Regia di Ari Aster vedi scheda film
Spesso faccio fatica a comprendere l’incapacità di trovare del buono in pseudo horror acclamati a gran voce. Poi arrivano pellicole come questa e mi riappacifico appieno con la mia inadeguatezza.
Spesso faccio fatica a comprendere l’incapacità di trovare del buono in pseudo horror acclamati a gran voce. Poi arrivano pellicole come questa e mi riappacifico appieno con la mia inadeguatezza.
Midsommar è uno di quei film che fanno a pezzi non solo il cinema e i malcapitati alla visione, ma tutti gli stereotipi utilizzati maldestramente in tali occasioni: studenti americani idioti dediti allo sballo e da tormenti familiari, in gita presso una setta alternativa sciamanica di altri balordi tutti completamente fuori di testa.
Ma anche noi, che magari andiamo al cinema rimanendo perplessi di fronte ai mille messaggi subliminali spacciati per delicati inserti da cogliere senza pregiudizi, non siamo certo da meno.
Non riusciamo a presagire la sòla. Idioti pure noi.
Una sola parola a favore di Aster incentiva la sua povertà narrativa, questa sciatteria cinematografica, l’insistito ricorso al campo geometrico, ai giochi di camera, le contorsioni visive a giustificare quelle mentali, l’orso in bella mostra a giustificare la narrazione checoviana, le movenze dei balletti ai quali forse quell’altro fenomeno di Lanthimos avrebbe potuto suggerire uno stile meno bolso (si auspicano future collaborazioni!), gli specchi riflettenti a sottolineare l’assenza di notte svedese; la carenza di messa in scena (tranne qualche pregevole graffito), la goffaggine dei preamboli, delle sparizioni, delle morti, il festival di mezza estate della decerebrazione collettiva sopportata non solo da adepti ebeti ma anche da presunte menti “fresche”.
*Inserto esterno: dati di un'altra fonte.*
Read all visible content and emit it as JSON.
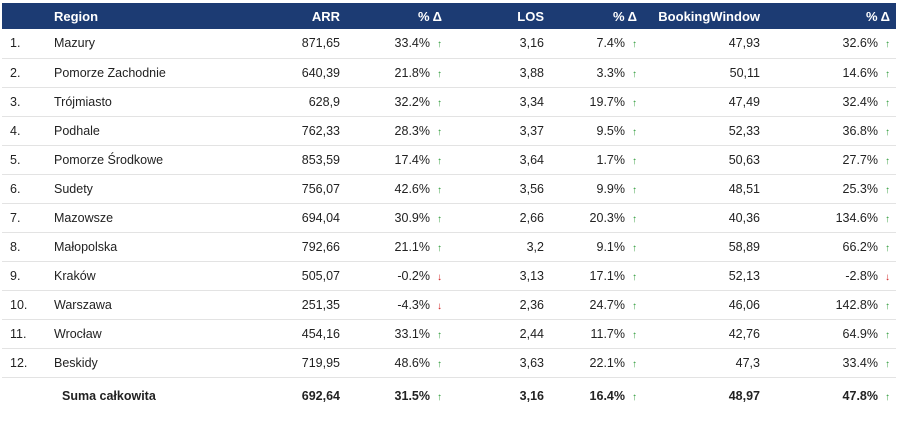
{
  "colors": {
    "header_bg": "#1c3b73",
    "up": "#2e9b3a",
    "down": "#d02020"
  },
  "headers": {
    "region": "Region",
    "arr": "ARR",
    "arr_delta": "% Δ",
    "los": "LOS",
    "los_delta": "% Δ",
    "bw": "BookingWindow",
    "bw_delta": "% Δ"
  },
  "rows": [
    {
      "idx": "1.",
      "region": "Mazury",
      "arr": "871,65",
      "arr_d": "33.4%",
      "arr_dir": "up",
      "los": "3,16",
      "los_d": "7.4%",
      "los_dir": "up",
      "bw": "47,93",
      "bw_d": "32.6%",
      "bw_dir": "up"
    },
    {
      "idx": "2.",
      "region": "Pomorze Zachodnie",
      "arr": "640,39",
      "arr_d": "21.8%",
      "arr_dir": "up",
      "los": "3,88",
      "los_d": "3.3%",
      "los_dir": "up",
      "bw": "50,11",
      "bw_d": "14.6%",
      "bw_dir": "up"
    },
    {
      "idx": "3.",
      "region": "Trójmiasto",
      "arr": "628,9",
      "arr_d": "32.2%",
      "arr_dir": "up",
      "los": "3,34",
      "los_d": "19.7%",
      "los_dir": "up",
      "bw": "47,49",
      "bw_d": "32.4%",
      "bw_dir": "up"
    },
    {
      "idx": "4.",
      "region": "Podhale",
      "arr": "762,33",
      "arr_d": "28.3%",
      "arr_dir": "up",
      "los": "3,37",
      "los_d": "9.5%",
      "los_dir": "up",
      "bw": "52,33",
      "bw_d": "36.8%",
      "bw_dir": "up"
    },
    {
      "idx": "5.",
      "region": "Pomorze Środkowe",
      "arr": "853,59",
      "arr_d": "17.4%",
      "arr_dir": "up",
      "los": "3,64",
      "los_d": "1.7%",
      "los_dir": "up",
      "bw": "50,63",
      "bw_d": "27.7%",
      "bw_dir": "up"
    },
    {
      "idx": "6.",
      "region": "Sudety",
      "arr": "756,07",
      "arr_d": "42.6%",
      "arr_dir": "up",
      "los": "3,56",
      "los_d": "9.9%",
      "los_dir": "up",
      "bw": "48,51",
      "bw_d": "25.3%",
      "bw_dir": "up"
    },
    {
      "idx": "7.",
      "region": "Mazowsze",
      "arr": "694,04",
      "arr_d": "30.9%",
      "arr_dir": "up",
      "los": "2,66",
      "los_d": "20.3%",
      "los_dir": "up",
      "bw": "40,36",
      "bw_d": "134.6%",
      "bw_dir": "up"
    },
    {
      "idx": "8.",
      "region": "Małopolska",
      "arr": "792,66",
      "arr_d": "21.1%",
      "arr_dir": "up",
      "los": "3,2",
      "los_d": "9.1%",
      "los_dir": "up",
      "bw": "58,89",
      "bw_d": "66.2%",
      "bw_dir": "up"
    },
    {
      "idx": "9.",
      "region": "Kraków",
      "arr": "505,07",
      "arr_d": "-0.2%",
      "arr_dir": "down",
      "los": "3,13",
      "los_d": "17.1%",
      "los_dir": "up",
      "bw": "52,13",
      "bw_d": "-2.8%",
      "bw_dir": "down"
    },
    {
      "idx": "10.",
      "region": "Warszawa",
      "arr": "251,35",
      "arr_d": "-4.3%",
      "arr_dir": "down",
      "los": "2,36",
      "los_d": "24.7%",
      "los_dir": "up",
      "bw": "46,06",
      "bw_d": "142.8%",
      "bw_dir": "up"
    },
    {
      "idx": "11.",
      "region": "Wrocław",
      "arr": "454,16",
      "arr_d": "33.1%",
      "arr_dir": "up",
      "los": "2,44",
      "los_d": "11.7%",
      "los_dir": "up",
      "bw": "42,76",
      "bw_d": "64.9%",
      "bw_dir": "up"
    },
    {
      "idx": "12.",
      "region": "Beskidy",
      "arr": "719,95",
      "arr_d": "48.6%",
      "arr_dir": "up",
      "los": "3,63",
      "los_d": "22.1%",
      "los_dir": "up",
      "bw": "47,3",
      "bw_d": "33.4%",
      "bw_dir": "up"
    }
  ],
  "total": {
    "label": "Suma całkowita",
    "arr": "692,64",
    "arr_d": "31.5%",
    "arr_dir": "up",
    "los": "3,16",
    "los_d": "16.4%",
    "los_dir": "up",
    "bw": "48,97",
    "bw_d": "47.8%",
    "bw_dir": "up"
  },
  "icons": {
    "up": "arrow-up-icon",
    "down": "arrow-down-icon"
  }
}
“Ci sballiamo adesso o tra un po’?”, equivale giustamente al nostro “spritz ora o prima di cena?” e ti serve il piano assurdo che dovremmo sorbirci praticamente fino alla fine, ma non si può pretendere che ci si cali mani, piedi, anima e cervello in una comunità di balordi e rincoglioniti perfetti dove mancano solo folletti e gnomi.
Questo dieci piccoli indiani dei poverissimi (ci perdoni Agata se abbiamo osato..) marcia in sospensione dell’incredulità fin dalle prime battute, (l’ordinario The village diventa Cinema Enorme a confronto), ma per questa ciofeca si scomodano tutta una serie di elevati contenuti che riportano ad un miserabile e comunissimo plot (te sei scopato la mejo del villaggio e mo’ te la faccio paga’ de brutto).. l’élite critica invece offre credito immenso a questi “esperimenti” fino a tuffarsi olimpicamente (frequenti i richiami ai tedofori anche) nel ridicolo, tipo vittime sacrificali dalla rupe.
Vogliamo tutti credere, infine, che il livello di beoti che anima questa congrega di fanatici uscita da un documentario vichingo, non possa certo prevalere sulla meglio gioventù americana abituata a ben altre efferatezze, vorremmo credere infine alla ricerca antropologica che pesca nel disturbante del folk horror calandoci in psicologie collettive degne di studi approfonditi (ma forse basta rimpinzarsi di droghe, stregonerie, incantesimi preistorici e qualche pelo pubico (chi non ne ha mai trovato almeno uno - riconoscendolo al volo - nei cheese burger Mac?)